Lastly: the banks who get embroiled in the Byzantine labyrinths of derivative trades, cross-trades, swaps, swaps of swap, trades of cross swapped trades and so on, all of which has now been shown to add to rather than subtract from risk, should be penalized via extra capital requirements. make them pay for playing these games. The entire derivatives market needs a good dose of reality: hedging makes a ton of sense for a mid-west farmer trying to organize his/her cash flow. But the rest of the entire market is useless: it merely is a way to generate fees for lawyers, bankers, and accountants, none of whom, apparently, have a clue about the consequences of their actions.
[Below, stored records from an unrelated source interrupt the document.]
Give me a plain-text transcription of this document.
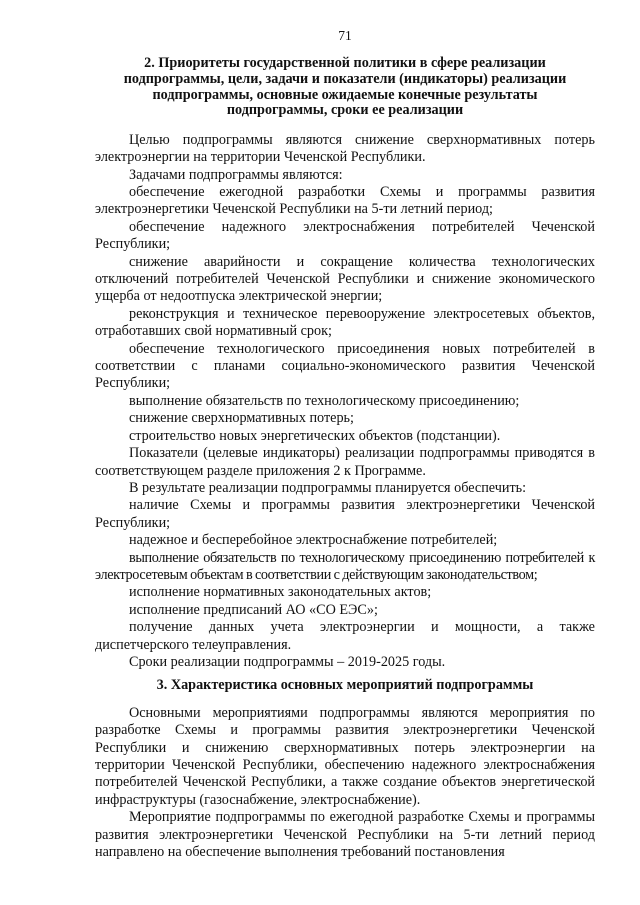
71
2. Приоритеты государственной политики в сфере реализации
подпрограммы, цели, задачи и показатели (индикаторы) реализации
подпрограммы, основные ожидаемые конечные результаты
подпрограммы, сроки ее реализации

Целью подпрограммы являются снижение сверхнормативных потерь электроэнергии на территории Чеченской Республики.

Задачами подпрограммы являются:

обеспечение ежегодной разработки Схемы и программы развития электроэнергетики Чеченской Республики на 5-ти летний период;

обеспечение надежного электроснабжения потребителей Чеченской Республики;

снижение аварийности и сокращение количества технологических отключений потребителей Чеченской Республики и снижение экономического ущерба от недоотпуска электрической энергии;

реконструкция и техническое перевооружение электросетевых объектов, отработавших свой нормативный срок;

обеспечение технологического присоединения новых потребителей в соответствии с планами социально-экономического развития Чеченской Республики;

выполнение обязательств по технологическому присоединению;

снижение сверхнормативных потерь;

строительство новых энергетических объектов (подстанции).

Показатели (целевые индикаторы) реализации подпрограммы приводятся в соответствующем разделе приложения 2 к Программе.

В результате реализации подпрограммы планируется обеспечить:

наличие Схемы и программы развития электроэнергетики Чеченской Республики;

надежное и бесперебойное электроснабжение потребителей;

выполнение обязательств по технологическому присоединению потребителей к электросетевым объектам в соответствии с действующим законодательством;

исполнение нормативных законодательных актов;

исполнение предписаний АО «СО ЕЭС»;

получение данных учета электроэнергии и мощности, а также диспетчерского телеуправления.

Сроки реализации подпрограммы – 2019-2025 годы.

3. Характеристика основных мероприятий подпрограммы

Основными мероприятиями подпрограммы являются мероприятия по разработке Схемы и программы развития электроэнергетики Чеченской Республики и снижению сверхнормативных потерь электроэнергии на территории Чеченской Республики, обеспечению надежного электроснабжения потребителей Чеченской Республики, а также создание объектов энергетической инфраструктуры (газоснабжение, электроснабжение).

Мероприятие подпрограммы по ежегодной разработке Схемы и программы развития электроэнергетики Чеченской Республики на 5-ти летний период направлено на обеспечение выполнения требований постановления
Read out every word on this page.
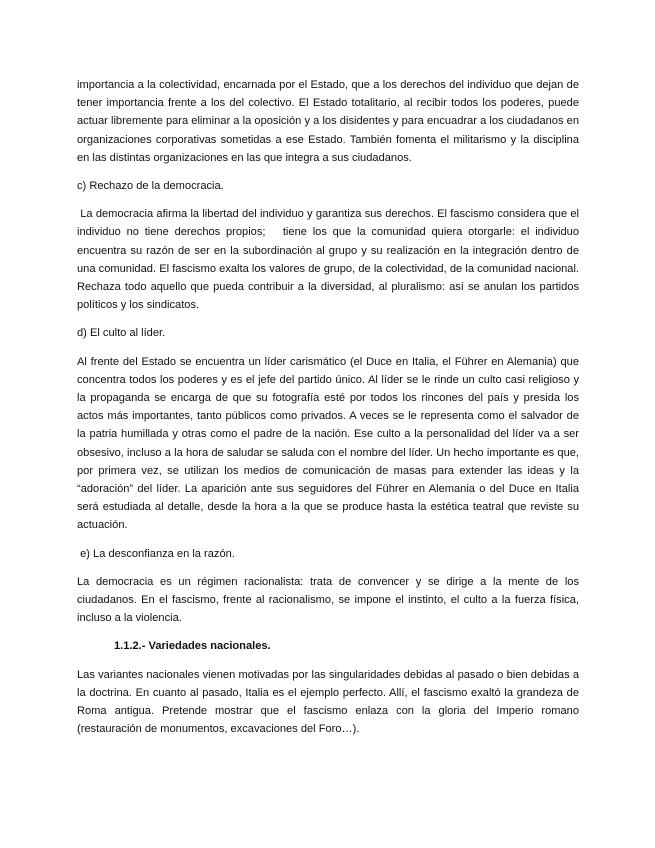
importancia a la colectividad, encarnada por el Estado, que a los derechos del individuo que dejan de tener importancia frente a los del colectivo. El Estado totalitario, al recibir todos los poderes, puede actuar libremente para eliminar a la oposición y a los disidentes y para encuadrar a los ciudadanos en organizaciones corporativas sometidas a ese Estado. También fomenta el militarismo y la disciplina en las distintas organizaciones en las que integra a sus ciudadanos.

c) Rechazo de la democracia.

La democracia afirma la libertad del individuo y garantiza sus derechos. El fascismo considera que el  individuo no tiene derechos propios;   tiene los que la comunidad quiera otorgarle: el individuo encuentra su razón de ser en la subordinación al grupo y su realización en la integración dentro de una comunidad. El fascismo exalta los valores de grupo, de la colectividad, de la comunidad nacional. Rechaza todo aquello que pueda contribuir a la diversidad, al pluralismo: así se anulan los partidos políticos y los sindicatos.

d) El culto al líder.

Al frente del Estado se encuentra un líder carismático (el Duce en Italia, el Führer en Alemania) que concentra todos los poderes y es el jefe del partido único. Al líder se le rinde un culto casi religioso y la propaganda se encarga de que su fotografía esté por todos los rincones del país y presida los actos más importantes, tanto públicos como privados. A veces se le representa como el salvador de la patria humillada y otras como el padre de la nación. Ese culto a la personalidad del líder va a ser obsesivo, incluso a la hora de saludar se saluda con el nombre del líder. Un hecho importante es que, por primera vez, se utilizan los medios de comunicación de masas para extender las ideas y la “adoración” del líder. La aparición ante sus seguidores del Führer en Alemania o del Duce en Italia será estudiada al detalle, desde la hora a la que se produce hasta la estética teatral que reviste su actuación.

e) La desconfianza en la razón.

La democracia es un régimen racionalista: trata de convencer y se dirige a la mente de los ciudadanos. En el fascismo, frente al racionalismo, se impone el instinto, el culto a la fuerza física, incluso a la violencia.

1.1.2.- Variedades nacionales.

Las variantes nacionales vienen motivadas por las singularidades debidas al pasado o bien debidas a la doctrina. En cuanto al pasado, Italia es el ejemplo perfecto. Allí, el fascismo exaltó la grandeza de Roma antigua. Pretende mostrar que el fascismo enlaza con la gloria del Imperio romano (restauración de monumentos, excavaciones del Foro…).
Need I remind you of my bete noir: credit default swaps on US bonds? The insanity inherent in that transaction beggars belief.

So make them pay.

They should put up extra capital against derivatives. And the traders should have their pay linked directly to the successful unwinding of the deals. If the deal goes bad, the trader goes bankrupt. Simple. Clean. Effective.

The best way to contain the evils of moral hazard is to make it personal.

And until we drain the banking system of moral hazard we can be assured we are headed back into another bubble and thence into another recession.

That’s why bank reform is important.